Narrated by Augie many years later "On Night's Shore" seamlessly incorporates elements of Poe's later tales into the narrative - "The Mystery of Marie Roget," "The Cask of Amontillado," "The Black Cat" - without overreaching. Poe is a gloomy, driven man whose genius is beset by poverty, nagging self-doubt and bouts of drunkenness. Augie, brutalized, clever, and resourceful ("in calamity, opportunity"), attaches himself to Poe as a father figure, enchanted by his family circle of consumptive, gentle wife and strong, generous mother-in-law.
Despite occasional backsliding into, respectively, despair and opportunism, Poe and Augie bring out the best in one another and together they delve into Mary Rogers' working class life, shattering several official versions of the murder on their winding path into the bastions of city power.

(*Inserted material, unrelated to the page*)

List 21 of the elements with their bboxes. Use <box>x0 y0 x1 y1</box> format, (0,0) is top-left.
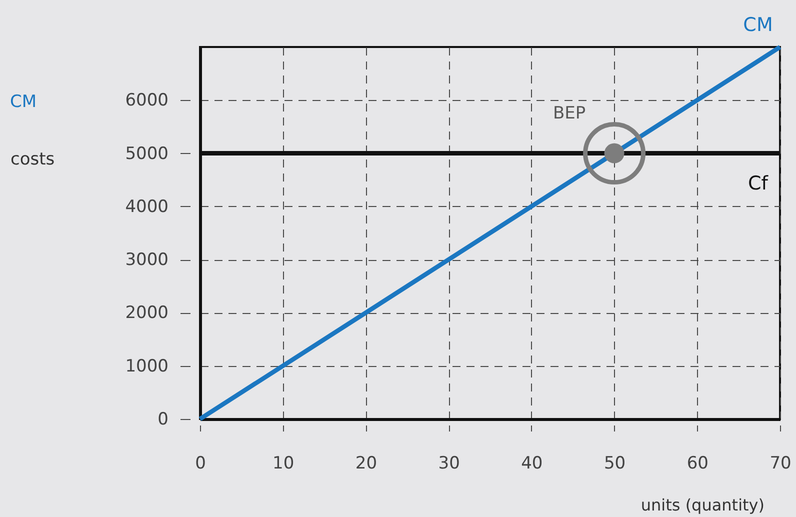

Atmospheric and suspenseful, Silvis' ("An Occasional Hell," "Excelsior") character-driven story brings the city to life in all its cruelty and grandeur and the writing - mannered, gritty and eloquent - evokes the voice and sensibility of the time.
Silvis recreates 1840s New York with an unstinting and often brutal clarity. His elegant, evocative prose is suggestive of Poe's own style and his narrative integrates elements from Poe's more popular works. The characters, real and fictional alike, are masterpieces of insight into the human experience. Nowhere is this insight more evident than in the author's rendering of Edgar Allan Poe, a brilliant, compassionate and fatally complex man whose devotion to his work was exceeded only by his love for his family.